Mas não é sobre a duplicidade dos lados direito e esquerdo que gostaria de escrever nesta crônica de hoje.

Temos não apenas dois lados semi-iguais, com duas personalidades. Que não somente se tangem. Como idem se apreciam bastante.

De manhã a gente acorda com nossa metade um tanto quanto aborrecida por acordar cedo. Na parte da tarde, quando faz sol, a outra metade nossa sorri de felicidade.

Somos alegres aos finais de semana. Véspera de feriados então, quanta alegria incontida. Nossa metade alegre predomina nestes dias. E quando chega a segunda, quanta preguiça mostra-nos que é começo de semana. E temos ainda seis dias para renegar as segundas.

Bendita nossa metade chamada sexta-feira. Hoje é quarta-feira, estou quase de férias, aí, neste final de ano a minha totalidade, não metade, só tem motivo para ficar alegre.

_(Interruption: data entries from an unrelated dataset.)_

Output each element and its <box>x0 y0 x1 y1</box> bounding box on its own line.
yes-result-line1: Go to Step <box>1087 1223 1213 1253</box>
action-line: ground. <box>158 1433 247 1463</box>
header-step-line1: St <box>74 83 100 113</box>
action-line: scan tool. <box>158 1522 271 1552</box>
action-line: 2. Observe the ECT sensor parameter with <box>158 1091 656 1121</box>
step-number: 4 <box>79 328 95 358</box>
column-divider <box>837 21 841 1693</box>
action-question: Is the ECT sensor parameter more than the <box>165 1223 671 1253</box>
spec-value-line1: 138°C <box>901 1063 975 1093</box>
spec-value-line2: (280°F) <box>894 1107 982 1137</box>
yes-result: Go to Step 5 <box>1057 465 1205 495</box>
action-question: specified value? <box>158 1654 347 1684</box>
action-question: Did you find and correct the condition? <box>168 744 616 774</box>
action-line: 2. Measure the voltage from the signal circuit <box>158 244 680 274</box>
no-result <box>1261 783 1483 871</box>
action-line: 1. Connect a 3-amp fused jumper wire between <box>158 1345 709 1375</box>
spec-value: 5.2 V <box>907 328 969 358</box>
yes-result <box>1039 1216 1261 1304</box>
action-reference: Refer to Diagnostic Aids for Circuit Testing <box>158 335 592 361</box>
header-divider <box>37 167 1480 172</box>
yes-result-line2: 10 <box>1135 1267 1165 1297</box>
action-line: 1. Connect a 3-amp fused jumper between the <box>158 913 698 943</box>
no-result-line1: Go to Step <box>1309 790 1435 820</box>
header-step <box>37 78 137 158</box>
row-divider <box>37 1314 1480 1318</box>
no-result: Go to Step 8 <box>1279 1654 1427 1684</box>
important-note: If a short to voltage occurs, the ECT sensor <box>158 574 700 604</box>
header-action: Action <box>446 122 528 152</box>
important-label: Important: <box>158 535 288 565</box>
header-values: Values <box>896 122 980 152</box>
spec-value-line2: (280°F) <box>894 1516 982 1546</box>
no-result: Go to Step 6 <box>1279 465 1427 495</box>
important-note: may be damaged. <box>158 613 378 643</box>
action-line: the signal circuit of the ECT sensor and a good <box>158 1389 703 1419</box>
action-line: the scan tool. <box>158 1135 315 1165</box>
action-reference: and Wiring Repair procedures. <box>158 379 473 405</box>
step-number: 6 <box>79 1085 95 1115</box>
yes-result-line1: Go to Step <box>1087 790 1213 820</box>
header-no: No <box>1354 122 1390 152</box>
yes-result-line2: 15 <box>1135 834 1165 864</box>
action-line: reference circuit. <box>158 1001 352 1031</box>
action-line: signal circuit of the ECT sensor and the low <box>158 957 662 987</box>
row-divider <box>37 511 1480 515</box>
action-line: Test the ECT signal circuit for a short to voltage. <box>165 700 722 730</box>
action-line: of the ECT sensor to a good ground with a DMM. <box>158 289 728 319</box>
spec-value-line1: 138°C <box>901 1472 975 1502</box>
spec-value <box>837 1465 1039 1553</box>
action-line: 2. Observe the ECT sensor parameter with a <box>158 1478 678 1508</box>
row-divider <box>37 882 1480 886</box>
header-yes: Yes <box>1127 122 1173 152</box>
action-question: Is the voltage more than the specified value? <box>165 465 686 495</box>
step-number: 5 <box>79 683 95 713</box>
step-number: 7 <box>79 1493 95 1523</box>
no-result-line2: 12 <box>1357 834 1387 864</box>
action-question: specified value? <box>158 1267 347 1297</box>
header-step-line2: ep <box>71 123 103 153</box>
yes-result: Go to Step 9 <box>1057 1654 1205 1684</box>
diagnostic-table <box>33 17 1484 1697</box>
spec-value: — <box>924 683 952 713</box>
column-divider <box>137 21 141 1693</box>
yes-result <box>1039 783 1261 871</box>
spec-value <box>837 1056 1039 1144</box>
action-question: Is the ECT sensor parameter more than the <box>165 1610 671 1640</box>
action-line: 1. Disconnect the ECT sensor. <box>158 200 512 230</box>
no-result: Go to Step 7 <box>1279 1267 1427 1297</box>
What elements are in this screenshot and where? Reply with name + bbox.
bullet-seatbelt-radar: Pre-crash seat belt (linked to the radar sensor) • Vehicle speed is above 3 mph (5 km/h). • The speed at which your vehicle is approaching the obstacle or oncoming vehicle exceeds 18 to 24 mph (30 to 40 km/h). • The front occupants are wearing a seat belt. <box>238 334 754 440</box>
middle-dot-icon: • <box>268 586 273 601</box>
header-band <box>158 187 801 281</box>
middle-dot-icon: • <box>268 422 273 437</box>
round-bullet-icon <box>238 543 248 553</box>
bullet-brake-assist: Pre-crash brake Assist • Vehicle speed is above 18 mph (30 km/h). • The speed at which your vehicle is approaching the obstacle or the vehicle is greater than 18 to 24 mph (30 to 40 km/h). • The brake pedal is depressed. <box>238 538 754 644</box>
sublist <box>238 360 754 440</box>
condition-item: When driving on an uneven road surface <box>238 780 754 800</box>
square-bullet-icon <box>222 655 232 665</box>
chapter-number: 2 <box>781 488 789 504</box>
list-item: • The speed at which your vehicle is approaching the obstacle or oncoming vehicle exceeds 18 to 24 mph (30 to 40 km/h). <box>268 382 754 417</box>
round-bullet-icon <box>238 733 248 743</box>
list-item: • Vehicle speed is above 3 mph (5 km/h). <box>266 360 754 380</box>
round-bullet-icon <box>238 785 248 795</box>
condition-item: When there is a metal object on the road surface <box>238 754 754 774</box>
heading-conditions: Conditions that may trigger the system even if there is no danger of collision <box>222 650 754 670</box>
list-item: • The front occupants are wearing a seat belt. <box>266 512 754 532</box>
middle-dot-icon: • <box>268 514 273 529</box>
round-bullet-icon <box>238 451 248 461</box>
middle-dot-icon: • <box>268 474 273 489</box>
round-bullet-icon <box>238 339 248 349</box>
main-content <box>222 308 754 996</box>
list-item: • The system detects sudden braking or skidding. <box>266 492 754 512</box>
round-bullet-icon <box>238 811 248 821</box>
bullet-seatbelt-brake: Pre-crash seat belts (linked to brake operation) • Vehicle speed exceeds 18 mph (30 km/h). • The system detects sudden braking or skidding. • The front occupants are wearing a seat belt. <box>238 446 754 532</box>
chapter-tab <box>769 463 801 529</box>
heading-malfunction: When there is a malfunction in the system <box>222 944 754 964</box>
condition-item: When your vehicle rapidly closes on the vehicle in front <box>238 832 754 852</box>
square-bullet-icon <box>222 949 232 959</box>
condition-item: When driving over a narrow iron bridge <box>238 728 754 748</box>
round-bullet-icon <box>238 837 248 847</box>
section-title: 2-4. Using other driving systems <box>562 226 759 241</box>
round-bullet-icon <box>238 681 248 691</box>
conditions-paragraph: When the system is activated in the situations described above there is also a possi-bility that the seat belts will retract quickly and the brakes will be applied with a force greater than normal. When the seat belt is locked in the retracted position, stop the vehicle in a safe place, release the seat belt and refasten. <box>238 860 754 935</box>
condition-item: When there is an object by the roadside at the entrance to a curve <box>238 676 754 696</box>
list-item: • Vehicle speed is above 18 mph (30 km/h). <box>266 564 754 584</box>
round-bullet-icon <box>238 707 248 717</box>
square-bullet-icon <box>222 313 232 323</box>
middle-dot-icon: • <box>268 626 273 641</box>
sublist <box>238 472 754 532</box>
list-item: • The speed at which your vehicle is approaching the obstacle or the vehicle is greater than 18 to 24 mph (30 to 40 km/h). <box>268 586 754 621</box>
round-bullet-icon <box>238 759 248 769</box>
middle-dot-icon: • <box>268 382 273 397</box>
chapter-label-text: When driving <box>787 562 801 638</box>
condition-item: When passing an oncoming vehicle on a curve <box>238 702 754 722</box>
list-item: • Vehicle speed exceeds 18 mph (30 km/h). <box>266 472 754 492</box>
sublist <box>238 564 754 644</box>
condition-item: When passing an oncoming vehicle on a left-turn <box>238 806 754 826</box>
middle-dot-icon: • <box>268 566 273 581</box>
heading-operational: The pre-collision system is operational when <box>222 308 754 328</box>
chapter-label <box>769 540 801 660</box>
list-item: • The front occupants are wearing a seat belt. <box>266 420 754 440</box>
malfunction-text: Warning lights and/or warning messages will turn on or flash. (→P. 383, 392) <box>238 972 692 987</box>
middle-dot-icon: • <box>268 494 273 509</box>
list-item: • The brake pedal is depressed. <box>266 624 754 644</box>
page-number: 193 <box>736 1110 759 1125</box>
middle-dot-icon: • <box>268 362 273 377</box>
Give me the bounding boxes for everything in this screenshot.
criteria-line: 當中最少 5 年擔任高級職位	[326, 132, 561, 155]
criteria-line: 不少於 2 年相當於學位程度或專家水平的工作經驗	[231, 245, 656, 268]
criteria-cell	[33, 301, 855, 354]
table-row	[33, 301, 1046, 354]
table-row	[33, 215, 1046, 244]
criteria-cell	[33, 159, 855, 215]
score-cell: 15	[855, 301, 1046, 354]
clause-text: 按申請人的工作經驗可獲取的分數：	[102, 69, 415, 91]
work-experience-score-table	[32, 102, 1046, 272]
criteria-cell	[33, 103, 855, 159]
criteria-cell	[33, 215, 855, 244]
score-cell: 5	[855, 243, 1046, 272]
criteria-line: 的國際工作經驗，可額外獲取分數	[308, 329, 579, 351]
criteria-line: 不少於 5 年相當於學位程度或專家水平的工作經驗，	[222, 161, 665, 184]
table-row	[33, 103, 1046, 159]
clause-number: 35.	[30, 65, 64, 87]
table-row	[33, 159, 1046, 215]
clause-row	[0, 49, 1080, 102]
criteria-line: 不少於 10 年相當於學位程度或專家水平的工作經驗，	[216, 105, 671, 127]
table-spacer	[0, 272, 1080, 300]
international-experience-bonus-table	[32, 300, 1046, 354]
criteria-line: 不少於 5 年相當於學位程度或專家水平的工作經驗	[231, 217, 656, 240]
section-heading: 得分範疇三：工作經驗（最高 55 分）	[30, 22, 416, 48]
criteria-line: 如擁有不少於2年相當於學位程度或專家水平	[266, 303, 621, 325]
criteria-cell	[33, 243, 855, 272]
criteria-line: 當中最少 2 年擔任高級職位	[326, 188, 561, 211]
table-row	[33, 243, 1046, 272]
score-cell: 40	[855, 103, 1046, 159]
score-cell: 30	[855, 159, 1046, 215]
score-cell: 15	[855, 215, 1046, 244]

Em poucos dias estaremos no ano novo. Dois mil e dezessete nos acena por inteiro que o ano vai morrer. Se a metade do ano novo vai ser de fato um ano bom quem sou eu para antever?

Agora, quase sete e meia, um sete mais quase metade entre o sete e o oito, aqui estou, no consultório, a espera que apareçam pelo menos a metade dos pacientes que agendaram as consultas. A outra metade fica para depois das minhas merecidas férias. Volto depois do dia sete de janeiro. Não metade de mim. Eu inteiro.

Sou indivisível. Embora tenha duas metades. Como aquela linda arvorezinha que hoje se abriu em flores defronte a uma casa vizinha de onde moro.